One of the difficulties stemmed from the Arizona Department of Health being unfamiliar with the New York method of baking bagels.

"The health department did not know anything about it. They didn't understand and they didn't want to understand, because they didn't care," Borenstein says. To make authentic New York-style bagels the way the Borensteins did in Chompie's early years, "You have to put them on wood boards covered in burlap, and then you nail down the burlap to the wood board with galvanized nails. The health department didn't like the boards, they didn't like the burlap, they didn't like the nails. We convinced them, but until they understood, we had our hands full."
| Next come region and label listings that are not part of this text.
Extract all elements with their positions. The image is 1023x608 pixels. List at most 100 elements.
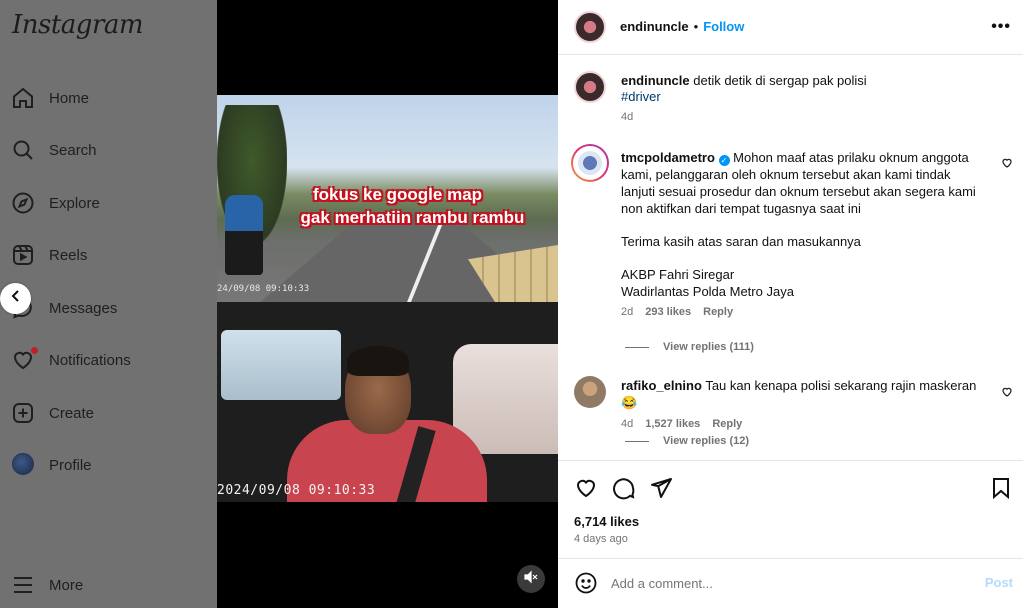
likes-count[interactable]: 6,714 likes — [574, 514, 639, 529]
heart-icon — [11, 347, 38, 372]
post-actions: 6,714 likes 4 days ago — [558, 460, 1023, 558]
comment-line: kami, pelanggaran oleh oknum tersebut ak… — [621, 167, 951, 182]
comment-meta: 2d 293 likes Reply — [621, 306, 991, 318]
sidebar-item-label: Create — [49, 404, 95, 422]
caption-age: 4d — [621, 111, 634, 123]
video-caption-line1: fokus ke google map — [312, 185, 483, 204]
caption-text: detik detik di sergap pak polisi — [693, 73, 867, 88]
video-timestamp-top: 24/09/08 09:10:33 — [217, 284, 310, 294]
mute-button[interactable] — [517, 565, 545, 593]
dashcam-road-frame: fokus ke google map gak merhatiin rambu … — [217, 95, 558, 302]
comment-line: Terima kasih atas saran dan masukannya — [621, 234, 861, 249]
add-comment-input[interactable] — [611, 576, 911, 591]
post-header: endinuncle • Follow ••• — [558, 0, 1023, 55]
instagram-logo[interactable]: Instagram — [12, 10, 144, 40]
comment-username[interactable]: tmcpoldametro — [621, 150, 715, 165]
avatar — [12, 453, 34, 475]
search-icon — [11, 138, 35, 162]
speaker-muted-icon — [524, 570, 538, 589]
comment-avatar-ring[interactable] — [571, 144, 609, 182]
compass-icon — [11, 191, 35, 215]
comment-age: 4d — [621, 418, 634, 430]
separator: • — [693, 19, 699, 34]
sidebar-item-profile[interactable]: Profile — [0, 445, 217, 485]
emoji-smiley-icon[interactable] — [574, 571, 598, 595]
bookmark-icon[interactable] — [989, 476, 1013, 500]
divider — [625, 440, 649, 442]
comment-likes[interactable]: 293 likes — [645, 306, 691, 318]
sidebar-item-label: Profile — [49, 456, 92, 474]
profile-avatar — [12, 453, 36, 477]
sidebar-item-more[interactable]: More — [0, 565, 217, 605]
post-date: 4 days ago — [574, 533, 628, 545]
comment-meta: 4d 1,527 likes Reply — [621, 418, 991, 430]
video-caption-line2: gak merhatiin rambu rambu — [300, 208, 525, 227]
like-comment-heart-icon[interactable] — [1001, 156, 1013, 168]
sidebar-item-reels[interactable]: Reels — [0, 235, 217, 275]
hashtag-link[interactable]: #driver — [621, 89, 1001, 104]
view-replies-button[interactable]: View replies (12) — [625, 435, 749, 447]
previous-post-button[interactable] — [0, 283, 31, 314]
chevron-left-icon — [9, 289, 23, 308]
comment-1: tmcpoldametro ✓ Mohon maaf atas prilaku … — [621, 149, 991, 318]
view-replies-label: View replies (111) — [663, 341, 754, 353]
home-icon — [11, 86, 35, 110]
like-comment-heart-icon[interactable] — [1001, 385, 1013, 397]
comment-2: rafiko_elnino Tau kan kenapa polisi seka… — [621, 377, 991, 430]
comment-bar: Post — [558, 558, 1023, 608]
author-username[interactable]: endinuncle — [620, 19, 689, 34]
follow-button[interactable]: Follow — [703, 19, 744, 34]
view-replies-button[interactable]: View replies (111) — [625, 341, 754, 353]
video-timestamp-bottom: 2024/09/08 09:10:33 — [217, 483, 376, 498]
sidebar-item-label: Reels — [49, 246, 88, 264]
author-row: endinuncle • Follow — [620, 19, 744, 34]
more-horizontal-icon: ••• — [991, 18, 1011, 35]
more-options-button[interactable]: ••• — [991, 18, 1011, 36]
author-avatar[interactable] — [574, 11, 606, 43]
post-comment-button[interactable]: Post — [985, 575, 1013, 590]
sidebar-item-label: Search — [49, 141, 97, 159]
comment-age: 2d — [621, 306, 634, 318]
sidebar-item-search[interactable]: Search — [0, 130, 217, 170]
comment-line: non aktifkan dari tempat tugasnya saat i… — [621, 201, 861, 216]
comment-avatar[interactable] — [574, 376, 606, 408]
reels-icon — [11, 243, 35, 267]
comment-line: Wadirlantas Polda Metro Jaya — [621, 284, 794, 299]
driver-hair — [347, 346, 409, 376]
caption-author-avatar[interactable] — [574, 71, 606, 103]
sidebar-item-label: Messages — [49, 299, 118, 317]
comment-likes[interactable]: 1,527 likes — [645, 418, 700, 430]
comment-line: Mohon maaf atas prilaku oknum anggota — [733, 150, 969, 165]
cabin-window-left — [221, 330, 341, 400]
verified-badge-icon: ✓ — [718, 155, 730, 166]
post-details-panel: endinuncle • Follow ••• endinuncle detik… — [558, 0, 1023, 608]
sidebar-item-create[interactable]: Create — [0, 393, 217, 433]
post-caption: endinuncle detik detik di sergap pak pol… — [621, 72, 1001, 123]
comment-icon[interactable] — [612, 476, 636, 500]
police-logo — [578, 151, 602, 175]
share-send-icon[interactable] — [649, 476, 673, 500]
sidebar-item-label: Explore — [49, 194, 100, 212]
sidebar-item-label: Home — [49, 89, 90, 107]
sidebar-item-home[interactable]: Home — [0, 78, 217, 118]
divider — [625, 346, 649, 348]
like-heart-icon[interactable] — [574, 476, 598, 500]
comment-line: AKBP Fahri Siregar — [621, 267, 735, 282]
sidebar: Instagram Home Search Explore Reels Mess… — [0, 0, 217, 608]
reply-button[interactable]: Reply — [703, 306, 733, 318]
view-replies-label: View replies (12) — [663, 435, 750, 447]
hamburger-icon — [11, 573, 35, 597]
sidebar-item-label: More — [49, 576, 84, 594]
comment-username[interactable]: rafiko_elnino — [621, 378, 702, 393]
dashcam-cabin-frame: 2024/09/08 09:10:33 — [217, 302, 558, 502]
caption-username[interactable]: endinuncle — [621, 73, 690, 88]
reply-button[interactable]: Reply — [712, 418, 742, 430]
sidebar-item-messages[interactable]: Messages — [0, 288, 217, 328]
comment-line: lanjuti sesuai prosedur dan oknum terseb… — [621, 184, 976, 199]
sidebar-item-label: Notifications — [49, 351, 131, 369]
avatar — [573, 146, 607, 180]
post-video[interactable]: fokus ke google map gak merhatiin rambu … — [217, 0, 558, 608]
sidebar-item-notifications[interactable]: Notifications — [0, 340, 217, 380]
motorcycle-rider — [225, 195, 263, 275]
sidebar-item-explore[interactable]: Explore — [0, 183, 217, 223]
Two new elements of the Chompie's business are its new low-carbohydrate bagels and breads, and its wholesale bakery located in Central Phoenix.

In response to high demand for Chompie's specialties that didn't conflict with the numerous low-carb diets on the market, the company began producing low-carb items about nine months ago. Cinnamon raisin, plain, sesame and "everything" low-carb bagels are available, as well as several types of breads. In addition to being available at Chompie's locations, the products are also being sold at local supermarkets such as A.J.'s Fine Foods, Bashas', Hi-Health and Sprout's Markets.

Wholesale baking is done at the new bakery location in downtown Phoenix. Although all baking for the restaurants is done at the individual locations, the new bakery handles corporate accounts for hotels, coffee shops and delis around the Valley, as well as the products that are sold in grocery stores and large jobs for catering or charity. For example, Chompie's recently produced and donated more than 15,000 bagels to nourish tired runners during the Rock 'n' Roll Marathon on Jan. 11, an event that raised funds for cancer research. Chompie's has also been involved with MAZON: A Jewish Response to Hunger as well as events benefiting cancer, leukemia and cystic fibrosis charities.

After 25 years of serving New York Jewish food to the Valley, Borenstein and Tucker credit hard work on the part of everyone in the family as the key to the business' success.

"It was day in and day out, seven days a week, and everyone was on call morning, noon and night," says Borenstein.

Tucker states, "Every penny we earned was because we worked very hard. My family worked very hard to make it a success."